Martin Banks, Personal Computer World 04/89 - checked

Banks' Statement

April 1989

The ancient scribe had been sitting at the desk for too long (any thoughts that might pass your mind that this refers to me will be instantly met by libel, slander and blue serge suits). The knarled hand had started to ache from the endless cartographising (that is for our American readers) of mystic runes.

They meant something, these runes, and they seemed to have an effect on life for the people that either understood, or at least believed that they understood that they believed what they meant. They were happy (or not, depending upon what the runes said).

As the scribe looked up from the desk, wearily, there came into view the bane of all unusual civilisations, the young, western anthropologist, who took one look at what was going on and decided that a computerised version of the runes would not only explain them better, but would also help the scribe to write better, more accurate runes in the future.

The question is, should the anthropologist butt in, or butt out? There you go, an Eleven-Plus question in ethics for those in and around a technology that is just about reaching that level of intellect.

I pose it because the question of ethics in computing is starting to rear its aesthetically urbane little head. It has come up in a couple of areas, such as the development and use of expert systems, and in the application and use of computer technology in assisting, or otherwise, non-western cultures that may or may not have a place for such help.

In the latter category comes the island of Bali. Anyone who saw the Channel 4 TV series, 'Fragile Earth' will have seen a film on this Western ideal of Paradise, and how an American anthropologist was making extensive use of Apple Macintosh computers to discover how a religion based on a water Goddess worked to control the irrigation of the island's rice crop.

However it was done, the effect was successful. The Balians had managed to live for many centuries in productive harmony with the environment, obtaining several crops of rice a year from the same fields, without recourse to either artificial fertilisers or insecticides.

Why was the anthropologist interested, and why use any computer to prove some points? The answer, though not shown in the film, is that Bali is now part of Indonesia, which is a) Muslim and b) seeking cash crops for export. The religious problems come from the simple observation that every religion which is based on the concept of a single deity has, as a fundamental tenet, the crucial concept that that single deity must, of course, be right. The Balians, being a mixture of Hindu and Buddhist (and thus multi-deistic in belief) must, therefore, be wrong.

Couple that to the need for cash-crops, a common occurrence in third-world countries that have been over-sold development loans, and one can see why the Indonesian Government looked at Bali, saw it productive and decided that, with 'better' management of its irrigation, it could become a great source of more rice as a cash crop.

Needless to say, they messed up the island's agriculture by ignoring the influence of the religion on rice production, soil fertility and pest control (for the latter one favourite control method is so simple it hurts - ducks, they eat the pests).

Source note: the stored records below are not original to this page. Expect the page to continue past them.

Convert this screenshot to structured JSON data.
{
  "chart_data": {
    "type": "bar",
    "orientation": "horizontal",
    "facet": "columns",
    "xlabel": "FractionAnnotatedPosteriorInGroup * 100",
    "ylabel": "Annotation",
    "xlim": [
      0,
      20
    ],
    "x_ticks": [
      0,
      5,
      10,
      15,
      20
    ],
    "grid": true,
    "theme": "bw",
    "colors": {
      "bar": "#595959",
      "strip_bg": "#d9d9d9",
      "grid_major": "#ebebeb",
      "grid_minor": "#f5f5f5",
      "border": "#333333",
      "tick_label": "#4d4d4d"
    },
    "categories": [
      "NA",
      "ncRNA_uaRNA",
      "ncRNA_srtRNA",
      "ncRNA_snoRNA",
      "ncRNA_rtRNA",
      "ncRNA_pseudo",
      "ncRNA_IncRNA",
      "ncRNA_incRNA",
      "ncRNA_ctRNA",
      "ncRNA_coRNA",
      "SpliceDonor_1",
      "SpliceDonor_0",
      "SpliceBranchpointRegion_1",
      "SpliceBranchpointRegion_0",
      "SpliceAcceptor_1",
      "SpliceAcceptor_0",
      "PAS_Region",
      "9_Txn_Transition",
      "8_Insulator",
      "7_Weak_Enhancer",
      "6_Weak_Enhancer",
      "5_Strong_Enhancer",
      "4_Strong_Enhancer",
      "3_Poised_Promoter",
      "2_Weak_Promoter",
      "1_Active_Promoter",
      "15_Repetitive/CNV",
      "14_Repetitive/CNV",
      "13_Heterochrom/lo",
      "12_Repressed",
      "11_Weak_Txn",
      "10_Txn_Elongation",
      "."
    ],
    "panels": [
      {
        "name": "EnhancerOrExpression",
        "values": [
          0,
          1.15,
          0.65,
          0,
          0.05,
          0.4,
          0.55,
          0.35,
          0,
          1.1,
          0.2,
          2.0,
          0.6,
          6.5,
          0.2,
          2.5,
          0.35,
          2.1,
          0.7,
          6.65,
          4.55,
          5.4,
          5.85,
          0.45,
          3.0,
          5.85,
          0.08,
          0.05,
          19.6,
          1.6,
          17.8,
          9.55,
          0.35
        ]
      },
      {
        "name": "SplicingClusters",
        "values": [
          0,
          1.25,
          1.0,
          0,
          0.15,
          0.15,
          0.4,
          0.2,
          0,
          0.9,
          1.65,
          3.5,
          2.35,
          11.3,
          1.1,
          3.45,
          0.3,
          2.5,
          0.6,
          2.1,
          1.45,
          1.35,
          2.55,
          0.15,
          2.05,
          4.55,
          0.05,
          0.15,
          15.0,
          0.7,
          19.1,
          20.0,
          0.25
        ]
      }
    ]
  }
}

So, the ethical question for the anthropologist is this, should a computer be used to demonstrate to both sides how the religious rituals control the irrigation and subsequent rice production, or is it the imposition of arrogant western techno-culture where it is not needed? The question is important because such arrogant imposition has been the norm for that last couple of centuries, and the results have not generally been favourable (for the locals, anyway).

With computer technology becoming more gutsy by the minute, we have the power to develop, as in this case, simulations which demonstrate not only what is happening, but what could happen on the old 'what if..' basis. But the rules by which the computer plays 'what if' are western: for the Balinese to change them means imposing western thought processes onto people in a culture where they probably do not fit.

And if that culture has knowledge vested in a religious context, then we really are on the verge of proving true the oldest of computer jokes: Programmer asks computer "is there a God?". Computer tells programmer "there is now".

This is why it interested me to see that, last year, the British Computer Society, the bastion of professional propriety in the DP business, had raised the question of ethics and expert systems. There are obvious legal problems to be faced in relying on the advice or activities of expert systems in life: for example, when something goes wrong do you sue the workstation which instructed you, the mainframe which ran the program, the company which owns the system or the programmers who wrote it?

But there are also deeper, more complex ethical questions of taking one set of conceptual and logical constructs and imposing them on other problems without consideration or understanding of the full nature of such problems. Bali is a good example of how it doesn't always work, and of how finding one solution to that initial error can open up a hornet's nest of other potential horrors.

Try it yourself. Sit at you PC and write a program which shows that your bank account is always in the black. Now try to use it to contradict your bank manager, arguing your case from an ethical standpoint.